Will Australia’s Looming Grocery War “F@ck” The Ad Business?
If we’re not already in the midsts of one, a looming price war between Australia’s major grocers could have dire repercussions on media businesses already struggling with margins.
The players – Coles, Woolies, ALDI and IGA – are already slashing their prices to keep market share; great news for shoppers, bad news for marketing budgets everywhere. Putting it in its most simplest of terms, there has to be some give somewhere when you’re selling milk for a dollar and that’s increasingly in diminished ad spend.
As one media boss told B&T anonymously in February: “It (the grocery war) is bad for all the suppliers and therefore all the vertically integrated suppliers that supply to the suppliers and it’s fucking our industry and it’s going to screw a lot of brands and businesses,” he moaned. “(Cheaper prices) are coming at a cost of squeezing its suppliers and driving the entire profit and margin out of a lot of companies.”
Six weeks ago, Woolworths announced it would spend half-a-billion slashing prices, updating stores and attempting to tell everybody it was now “Cheap Cheap” (an attempt to throw off the perception it’s the priciest of the four). Many of Woolies’ top line grocery products have subsequently been reduced by more than a third.
https://www.youtube.com/watch?v=vd0jTlvLMtA
Last week, financial firm UBS released a report confirming that if Australia’s grocers weren’t already at each other’s throats then a full-scale war was just around the corner. It cited Woolies’ $500 million spend as the catalyst and said the fallout could be similar, or worse, to what’s just happened in the UK. Over in Old Blighty its top four grocers entered a price war about three years ago and margins subsequently halved.
What’s even more alarming for the ad business, the UBS report said previous ding-dongs between Coles and Woolies had been waged using slick and expensive TV and marketing campaigns. But not this time around.
“Historically, Australian supermarkets have been engaged in a marketing war,” the UBS report said. “However, the step-up in focus on price and material slowing in Woolworths’ performance suggest a price war is brewing.” Result? More one-dollar milk, less ad spend.
The UBS report said the IGA chain was the least likely of the four to have the war chest to fight any price war and should solely focus on being different, while it predicted growth across the sector would fall to about four per cent rather than five-and-a-half per cent and “margins would be cut across the sector”.
However, there’s a delicious irony in all this. Coles and Woolies not only want but often insist its suppliers spend a considerable amount on ‘above the line’ – expensive TVCs on commercial stations often their favoured approach. A tough strategy to fund when they’re also slashing your margins to virtually zilch.
Media stalwart and commentator, Fusion Strategy’s Steve Allen agrees. The big two, he says, increasingly want suppliers to pay them directly just to have a product listed.
“They’re all playing the same game,” Allen told B&T. “It costs more to product list, it costs more for your facings, it costs more for the merchandising, it costs more for the promotional deals, and that all comes out of the marketing pot and that means less ad spend.

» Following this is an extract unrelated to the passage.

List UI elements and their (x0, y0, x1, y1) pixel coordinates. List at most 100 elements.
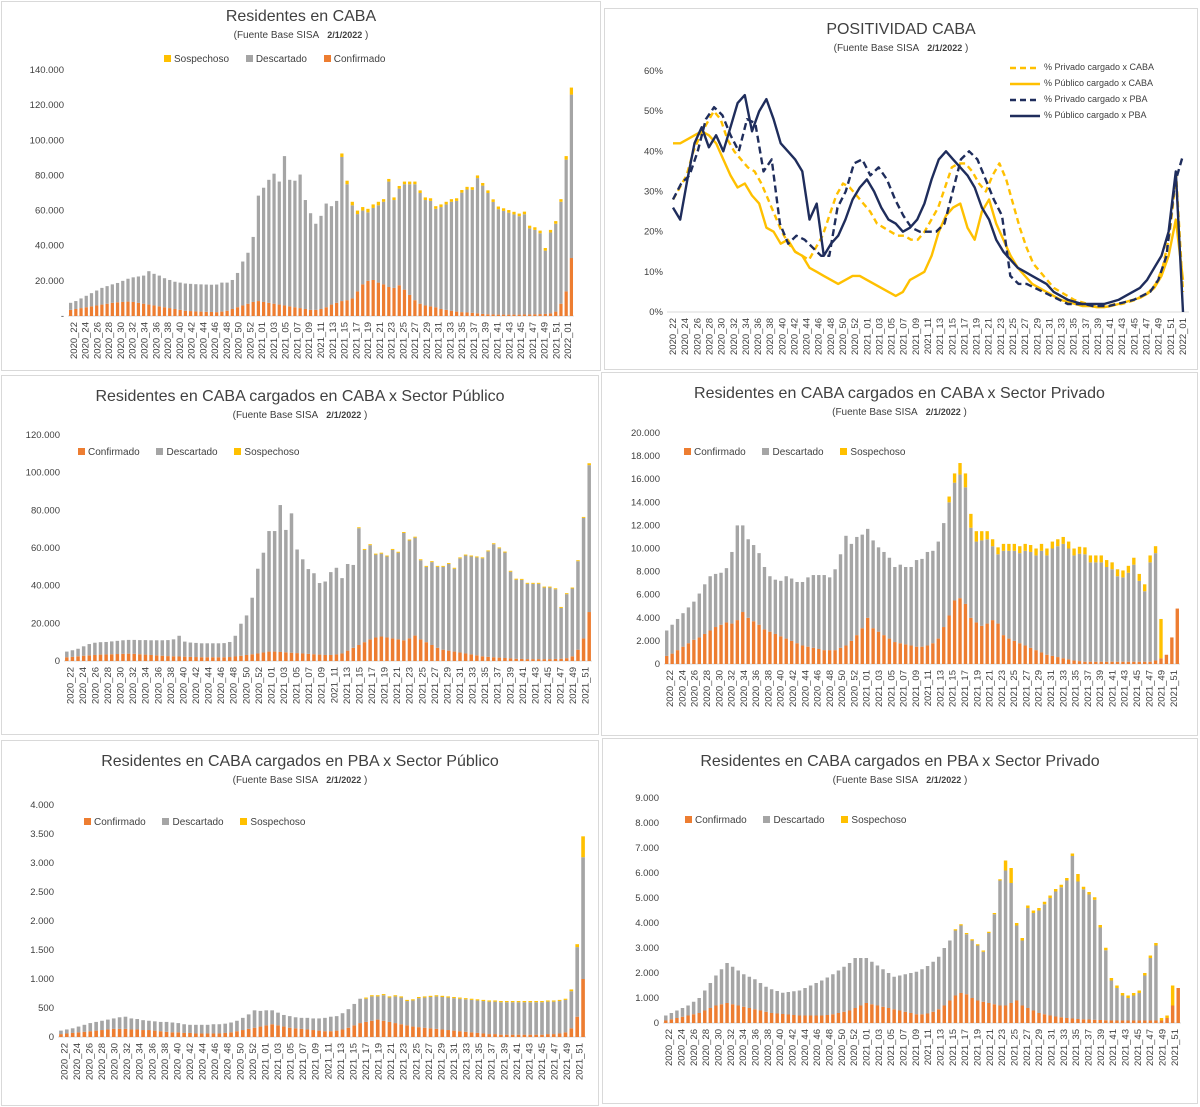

“The manufacturers are supporting their brands, it’s just more and more of it’s going to directly to the retailers and less of the spend is going to media agencies and advertising agencies. Everybody’s bottom lines are suffering,” Allen said. “The smaller guys, particularly, it’s increasingly difficult to run a brand campaign and stay in favour with the major retailers because so much money these days is spent currying favour with them and getting your product kept on the shelves.
“It’s not a deliberate attack but there is quite a concerted attack on what, historically, has been the second biggest advertising product category in the market place,” he said.
Allen also took aim at Coles’ and Woolies’ claims that they were loyal to and worked alongside their suppliers. “The reality is they couldn’t give a rat’s arse about their supplier’s business,” Allen surmised. “If one supplier goes out of business they will quickly find another one to replace it or just fill it with a house brand.”
Grocery wars aside, there were more immediate problems for media agencies, Allen argued. He griped that the calibre of commercial TV in Australia was so dire at present that increasingly advertisers didn’t want to fork out for expensive TVCs supporting it, preferring cheaper (and often digital) alternatives. Product placement on the likes of My Kitchen Rules a case in point.
“There’s no question ad spend would dramatically rise if Seven, Nine and Ten worked harder on improving their programming,” Allen concluded.
This can of worms for another B&T day.